Do not forget about your trail cameras either. Keep the batteries fresh and make sure to change the cards before they are full. Experiment with new camera locations, and remember that every photo of that big buck is another piece in the puzzle of figuring out his movements.
Practice With Your Firearm
You may have dialed in your rifle last season, but a lot can happen between the months. Scopes can get bumped in transport to and from your hunting area without realizing it. Suddenly, your gun is shooting high or low, costing you a chance at that buck of a lifetime.
It is important to get to the range every year for a check. The sooner the better. After all, you do not want to be that guy sighting in at last light the day before firearms season right?
Range time is equally important when you are purchasing a new firearm. We are personally looking forward to some range time with the new Savage Arms 110 Ultralite with the AccuFit system. This system allows you to adjust things like the length of pull, the comb height and the trigger pull quickly and with minimal tools. We're able to make sure there is plenty of time to really dial all these things to perfection before we head out.
Also make sure you are sighting your rifle to appropriate distances. Get a rangefinder and check out the maximum distance for shots from your stand ahead of time. Focus your range time on honing shots to those distances rather than unrealistic ones you may rarely shoot at.

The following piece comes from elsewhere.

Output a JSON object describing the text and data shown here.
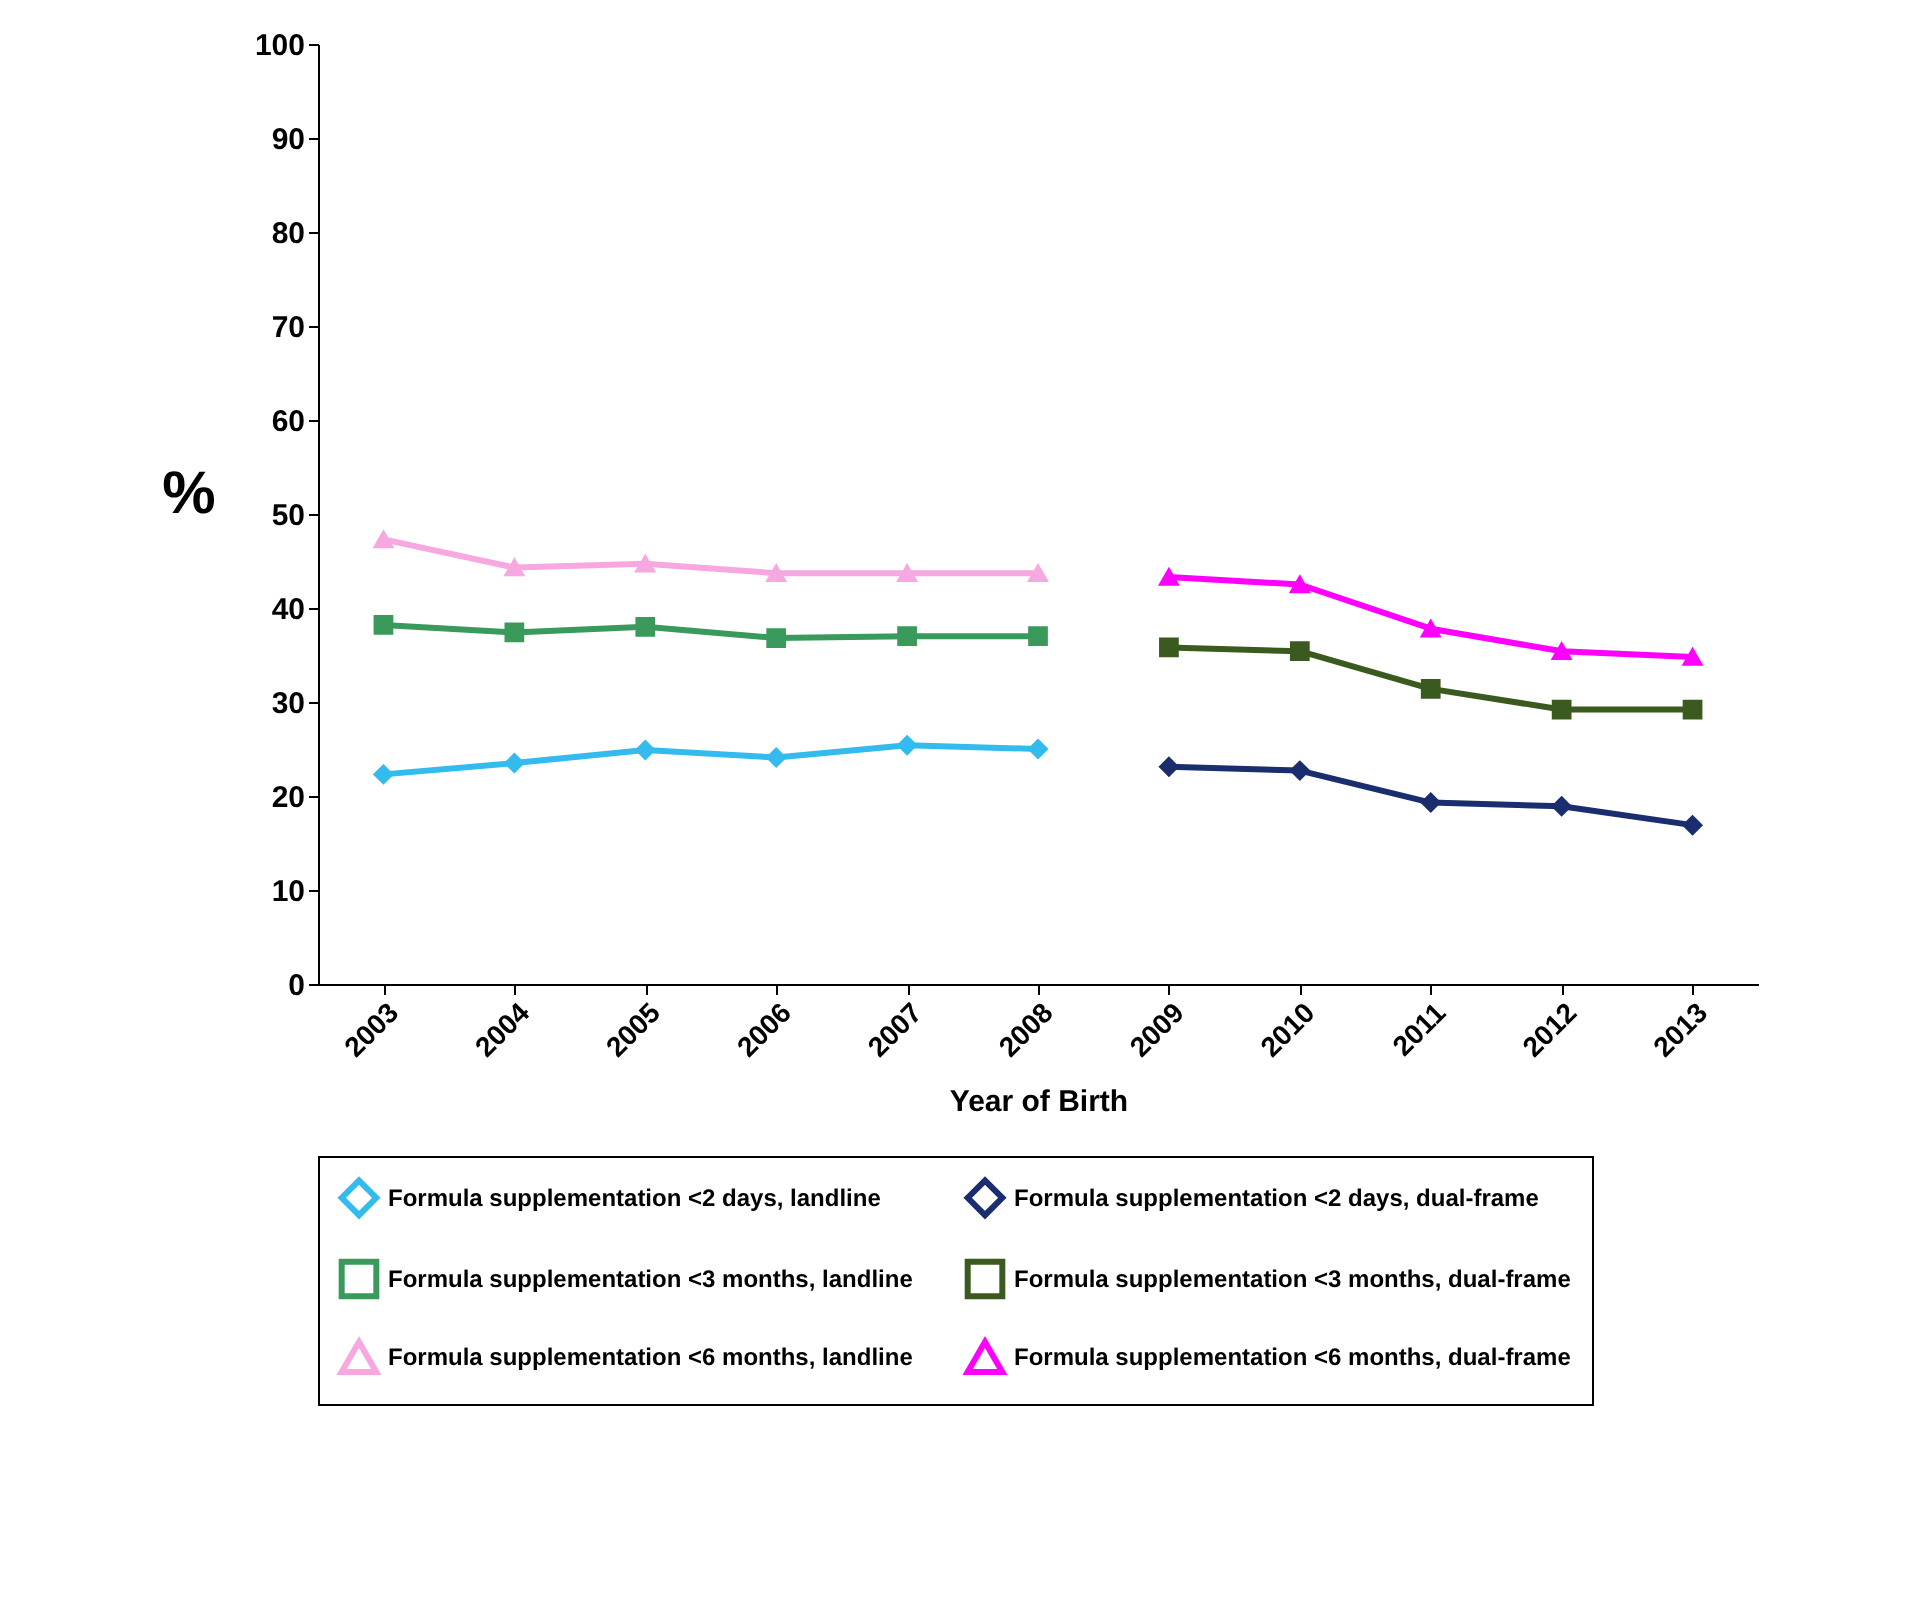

It doesn't make a lot of sense to sight a rifle to 300 yards if the average shot distance in your hunting area is only 100 yards.
Do Safety Checks on Your Equipment
Your family is counting on you to come home from every hunt safe and sound. That is why it is important to do a review of your most vital equipment before you ever step in the woods.

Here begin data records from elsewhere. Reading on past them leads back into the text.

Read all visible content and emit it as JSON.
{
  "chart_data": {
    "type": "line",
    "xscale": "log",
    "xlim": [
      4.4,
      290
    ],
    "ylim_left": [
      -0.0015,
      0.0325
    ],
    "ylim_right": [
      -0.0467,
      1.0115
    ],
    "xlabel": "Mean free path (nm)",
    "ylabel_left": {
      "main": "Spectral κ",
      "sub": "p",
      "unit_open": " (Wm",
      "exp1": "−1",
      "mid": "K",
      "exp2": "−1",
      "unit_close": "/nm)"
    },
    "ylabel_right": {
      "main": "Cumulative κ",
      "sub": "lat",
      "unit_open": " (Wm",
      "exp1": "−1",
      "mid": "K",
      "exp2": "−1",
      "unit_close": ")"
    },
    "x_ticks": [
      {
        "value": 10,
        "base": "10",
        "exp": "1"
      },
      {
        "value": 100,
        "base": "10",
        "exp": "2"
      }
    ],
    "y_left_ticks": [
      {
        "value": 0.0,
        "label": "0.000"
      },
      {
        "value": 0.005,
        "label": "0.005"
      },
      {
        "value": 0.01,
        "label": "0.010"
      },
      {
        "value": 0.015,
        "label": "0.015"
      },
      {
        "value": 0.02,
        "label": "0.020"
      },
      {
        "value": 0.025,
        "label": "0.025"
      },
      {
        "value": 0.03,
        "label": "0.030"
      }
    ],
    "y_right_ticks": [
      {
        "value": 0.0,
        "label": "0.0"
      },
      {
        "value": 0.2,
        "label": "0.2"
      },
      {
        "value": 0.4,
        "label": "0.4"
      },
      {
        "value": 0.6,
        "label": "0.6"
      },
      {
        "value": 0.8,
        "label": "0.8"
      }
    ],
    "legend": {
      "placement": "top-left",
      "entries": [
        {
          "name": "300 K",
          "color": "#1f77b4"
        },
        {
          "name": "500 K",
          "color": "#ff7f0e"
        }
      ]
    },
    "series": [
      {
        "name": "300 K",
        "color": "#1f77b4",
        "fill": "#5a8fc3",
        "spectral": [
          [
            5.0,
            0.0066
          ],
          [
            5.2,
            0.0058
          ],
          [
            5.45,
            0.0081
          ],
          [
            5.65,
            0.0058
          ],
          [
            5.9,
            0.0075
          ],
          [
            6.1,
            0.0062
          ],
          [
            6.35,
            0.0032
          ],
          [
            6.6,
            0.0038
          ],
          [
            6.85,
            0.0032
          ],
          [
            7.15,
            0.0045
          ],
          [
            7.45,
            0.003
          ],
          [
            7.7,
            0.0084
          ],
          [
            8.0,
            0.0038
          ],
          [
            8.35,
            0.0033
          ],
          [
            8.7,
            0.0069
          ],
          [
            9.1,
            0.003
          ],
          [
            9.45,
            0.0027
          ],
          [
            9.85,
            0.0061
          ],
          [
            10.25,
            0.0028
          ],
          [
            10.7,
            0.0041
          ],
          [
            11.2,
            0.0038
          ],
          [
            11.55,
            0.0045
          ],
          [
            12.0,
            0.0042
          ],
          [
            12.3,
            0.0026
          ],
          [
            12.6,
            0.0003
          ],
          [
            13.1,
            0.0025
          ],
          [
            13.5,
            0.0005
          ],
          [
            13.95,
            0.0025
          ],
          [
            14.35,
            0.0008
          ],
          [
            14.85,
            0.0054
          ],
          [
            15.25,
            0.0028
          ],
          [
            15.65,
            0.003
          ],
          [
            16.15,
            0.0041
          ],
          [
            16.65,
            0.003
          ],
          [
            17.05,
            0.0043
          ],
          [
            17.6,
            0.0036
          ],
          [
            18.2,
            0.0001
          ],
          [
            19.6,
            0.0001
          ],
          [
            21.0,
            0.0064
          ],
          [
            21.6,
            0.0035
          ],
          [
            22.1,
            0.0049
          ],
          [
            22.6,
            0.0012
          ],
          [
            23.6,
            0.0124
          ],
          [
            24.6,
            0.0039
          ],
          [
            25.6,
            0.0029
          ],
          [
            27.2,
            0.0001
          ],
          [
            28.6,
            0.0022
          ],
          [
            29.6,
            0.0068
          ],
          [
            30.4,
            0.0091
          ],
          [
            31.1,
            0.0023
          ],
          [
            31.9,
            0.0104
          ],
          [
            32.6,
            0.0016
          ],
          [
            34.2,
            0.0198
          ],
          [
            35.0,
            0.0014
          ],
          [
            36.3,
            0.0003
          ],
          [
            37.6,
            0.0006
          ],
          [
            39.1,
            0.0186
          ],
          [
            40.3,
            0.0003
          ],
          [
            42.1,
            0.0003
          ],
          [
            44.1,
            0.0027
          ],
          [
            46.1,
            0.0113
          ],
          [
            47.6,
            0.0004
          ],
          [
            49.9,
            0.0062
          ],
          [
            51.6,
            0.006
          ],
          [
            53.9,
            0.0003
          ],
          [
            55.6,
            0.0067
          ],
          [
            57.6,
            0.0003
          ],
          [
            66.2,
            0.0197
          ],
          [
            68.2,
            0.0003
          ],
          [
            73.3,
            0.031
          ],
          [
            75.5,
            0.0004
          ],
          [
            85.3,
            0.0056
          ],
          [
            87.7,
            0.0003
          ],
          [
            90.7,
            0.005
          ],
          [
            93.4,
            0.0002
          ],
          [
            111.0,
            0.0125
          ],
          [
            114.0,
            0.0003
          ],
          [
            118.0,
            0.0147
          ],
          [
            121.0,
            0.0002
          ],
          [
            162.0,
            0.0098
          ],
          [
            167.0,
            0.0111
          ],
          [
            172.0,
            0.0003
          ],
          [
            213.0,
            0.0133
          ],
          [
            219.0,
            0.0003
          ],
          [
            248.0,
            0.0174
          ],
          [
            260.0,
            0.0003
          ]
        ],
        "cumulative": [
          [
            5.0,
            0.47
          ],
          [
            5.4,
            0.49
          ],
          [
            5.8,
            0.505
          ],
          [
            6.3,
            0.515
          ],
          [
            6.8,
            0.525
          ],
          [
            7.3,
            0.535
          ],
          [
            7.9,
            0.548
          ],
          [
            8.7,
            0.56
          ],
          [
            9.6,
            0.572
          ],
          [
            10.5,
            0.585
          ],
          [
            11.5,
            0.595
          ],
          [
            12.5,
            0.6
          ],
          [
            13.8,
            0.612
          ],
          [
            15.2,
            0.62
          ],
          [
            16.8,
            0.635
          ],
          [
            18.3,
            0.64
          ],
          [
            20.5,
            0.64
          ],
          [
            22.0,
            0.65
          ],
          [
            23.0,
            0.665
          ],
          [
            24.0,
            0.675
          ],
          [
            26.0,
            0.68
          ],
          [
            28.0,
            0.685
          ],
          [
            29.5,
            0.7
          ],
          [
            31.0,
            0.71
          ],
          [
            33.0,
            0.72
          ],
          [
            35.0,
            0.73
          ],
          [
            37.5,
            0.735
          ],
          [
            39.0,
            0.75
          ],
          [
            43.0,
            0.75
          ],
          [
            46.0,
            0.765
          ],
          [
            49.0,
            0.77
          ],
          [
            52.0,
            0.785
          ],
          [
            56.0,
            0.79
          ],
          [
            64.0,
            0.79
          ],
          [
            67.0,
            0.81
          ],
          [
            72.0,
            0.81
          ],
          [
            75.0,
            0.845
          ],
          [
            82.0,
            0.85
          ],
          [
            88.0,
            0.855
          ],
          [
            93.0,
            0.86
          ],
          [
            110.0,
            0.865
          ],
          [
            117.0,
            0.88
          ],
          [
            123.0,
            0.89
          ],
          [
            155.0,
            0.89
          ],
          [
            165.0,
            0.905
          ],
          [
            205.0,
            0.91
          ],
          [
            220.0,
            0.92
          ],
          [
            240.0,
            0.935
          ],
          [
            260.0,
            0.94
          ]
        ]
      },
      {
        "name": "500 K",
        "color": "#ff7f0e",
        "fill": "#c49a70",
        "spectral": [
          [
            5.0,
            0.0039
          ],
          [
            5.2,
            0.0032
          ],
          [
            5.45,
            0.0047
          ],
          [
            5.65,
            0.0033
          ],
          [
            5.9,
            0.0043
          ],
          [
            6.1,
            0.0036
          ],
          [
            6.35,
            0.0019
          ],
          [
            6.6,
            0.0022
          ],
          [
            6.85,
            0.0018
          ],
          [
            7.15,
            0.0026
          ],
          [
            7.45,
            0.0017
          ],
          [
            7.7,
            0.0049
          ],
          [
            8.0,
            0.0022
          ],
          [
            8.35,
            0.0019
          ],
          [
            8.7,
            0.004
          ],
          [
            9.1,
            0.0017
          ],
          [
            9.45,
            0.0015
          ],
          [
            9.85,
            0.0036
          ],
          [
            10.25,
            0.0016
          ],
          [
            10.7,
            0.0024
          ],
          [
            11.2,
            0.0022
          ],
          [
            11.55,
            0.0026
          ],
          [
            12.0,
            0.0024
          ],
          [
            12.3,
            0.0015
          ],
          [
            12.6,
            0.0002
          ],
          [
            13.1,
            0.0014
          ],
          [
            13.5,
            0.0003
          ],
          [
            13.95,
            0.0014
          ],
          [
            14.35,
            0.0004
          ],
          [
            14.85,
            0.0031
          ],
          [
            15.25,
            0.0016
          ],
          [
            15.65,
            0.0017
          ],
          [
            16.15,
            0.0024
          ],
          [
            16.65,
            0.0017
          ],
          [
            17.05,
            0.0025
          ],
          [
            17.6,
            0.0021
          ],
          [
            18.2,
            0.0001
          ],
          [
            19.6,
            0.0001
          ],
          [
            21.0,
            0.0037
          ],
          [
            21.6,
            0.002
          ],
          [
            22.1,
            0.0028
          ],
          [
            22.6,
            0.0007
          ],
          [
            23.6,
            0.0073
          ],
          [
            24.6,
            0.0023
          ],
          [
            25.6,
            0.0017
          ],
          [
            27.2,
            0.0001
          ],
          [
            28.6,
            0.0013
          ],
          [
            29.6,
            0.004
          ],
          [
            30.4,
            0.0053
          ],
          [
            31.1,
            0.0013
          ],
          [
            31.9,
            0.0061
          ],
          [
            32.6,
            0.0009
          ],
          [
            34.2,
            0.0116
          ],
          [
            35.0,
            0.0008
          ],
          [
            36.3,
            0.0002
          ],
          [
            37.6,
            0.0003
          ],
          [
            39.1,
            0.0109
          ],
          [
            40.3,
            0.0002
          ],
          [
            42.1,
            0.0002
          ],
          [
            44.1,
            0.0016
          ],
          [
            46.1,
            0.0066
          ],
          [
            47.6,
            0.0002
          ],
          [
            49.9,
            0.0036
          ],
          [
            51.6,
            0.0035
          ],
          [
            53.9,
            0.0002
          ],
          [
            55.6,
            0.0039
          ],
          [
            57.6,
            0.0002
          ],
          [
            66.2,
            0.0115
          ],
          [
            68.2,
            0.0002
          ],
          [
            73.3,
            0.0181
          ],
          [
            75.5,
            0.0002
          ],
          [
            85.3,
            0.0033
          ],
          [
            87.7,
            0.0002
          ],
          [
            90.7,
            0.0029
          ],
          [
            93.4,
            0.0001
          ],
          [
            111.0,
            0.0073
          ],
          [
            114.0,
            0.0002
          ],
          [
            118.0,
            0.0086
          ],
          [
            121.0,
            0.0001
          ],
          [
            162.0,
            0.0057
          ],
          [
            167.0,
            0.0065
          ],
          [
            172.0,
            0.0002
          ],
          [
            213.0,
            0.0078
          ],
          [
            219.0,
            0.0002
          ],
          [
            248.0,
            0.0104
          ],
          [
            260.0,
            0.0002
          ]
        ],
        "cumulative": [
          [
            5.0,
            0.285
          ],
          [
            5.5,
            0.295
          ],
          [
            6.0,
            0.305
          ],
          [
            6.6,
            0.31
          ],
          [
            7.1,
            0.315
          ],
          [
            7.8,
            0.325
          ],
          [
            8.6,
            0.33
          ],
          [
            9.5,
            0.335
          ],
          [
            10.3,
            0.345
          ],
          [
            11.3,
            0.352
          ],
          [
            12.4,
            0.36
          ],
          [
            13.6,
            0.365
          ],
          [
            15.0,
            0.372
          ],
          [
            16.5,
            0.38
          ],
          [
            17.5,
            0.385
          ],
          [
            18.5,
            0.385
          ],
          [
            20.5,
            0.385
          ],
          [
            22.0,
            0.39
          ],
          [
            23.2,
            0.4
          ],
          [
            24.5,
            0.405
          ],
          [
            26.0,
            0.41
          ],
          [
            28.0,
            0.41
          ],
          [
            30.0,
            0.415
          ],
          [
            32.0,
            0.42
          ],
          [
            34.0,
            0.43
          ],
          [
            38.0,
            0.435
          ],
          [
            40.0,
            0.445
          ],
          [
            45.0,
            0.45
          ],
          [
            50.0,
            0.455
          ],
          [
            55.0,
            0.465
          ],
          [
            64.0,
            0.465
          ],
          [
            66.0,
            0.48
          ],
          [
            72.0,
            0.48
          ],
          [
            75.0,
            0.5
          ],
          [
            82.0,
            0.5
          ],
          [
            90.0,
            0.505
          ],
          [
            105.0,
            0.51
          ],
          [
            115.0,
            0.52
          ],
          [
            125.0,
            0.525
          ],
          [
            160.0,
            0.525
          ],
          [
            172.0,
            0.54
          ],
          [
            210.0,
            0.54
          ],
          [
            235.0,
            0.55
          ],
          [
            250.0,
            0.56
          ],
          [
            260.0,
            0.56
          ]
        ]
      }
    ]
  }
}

Make sure your rifles are clean and free from defects. Make sure the safety and action are operating properly to avoid misfires and jams.
Safety checks of treestand equipment are especially important. Make sure no bolts have come loose and that nothing has become rusty in storage. This is also a good time to oil parts that could squeak and alert deer to your presence.
If you have a permanent stand you leave out all year-round, go out and make sure it has not been damaged by the elements. Check all safety harnesses and ratchet straps for signs of rot or fraying that could lead to these things failing and a life-changing fall. Treestand safety is not something to take lightly.
A little bit of forethought on safety long before the season will help you avoid unwanted surprise accidents in the future and it will also give your family peace of mind that while you are hunting, that you are doing it safely.
Do Maintenance Work
We already mentioned how things can change significantly in the woods over the course of a year. Do a walk-through of your property's boundaries to make sure there are not any problem areas. Some fallen trees could also make for tripping hazards on your way to and from your favorite stand in the dark. Make sure to check the pathways ahead of time.
Lastly, make sure to check all your shooting lanes for your treestands and ground blinds. New foliage is going to grow up every year and almost every stand is going to need at least a little extra pruning before the season starts.
Adding and checking these tasks off your to-do list every hunting season will not just help avoid procrastination, they will also help you have more success in the deer woods this season!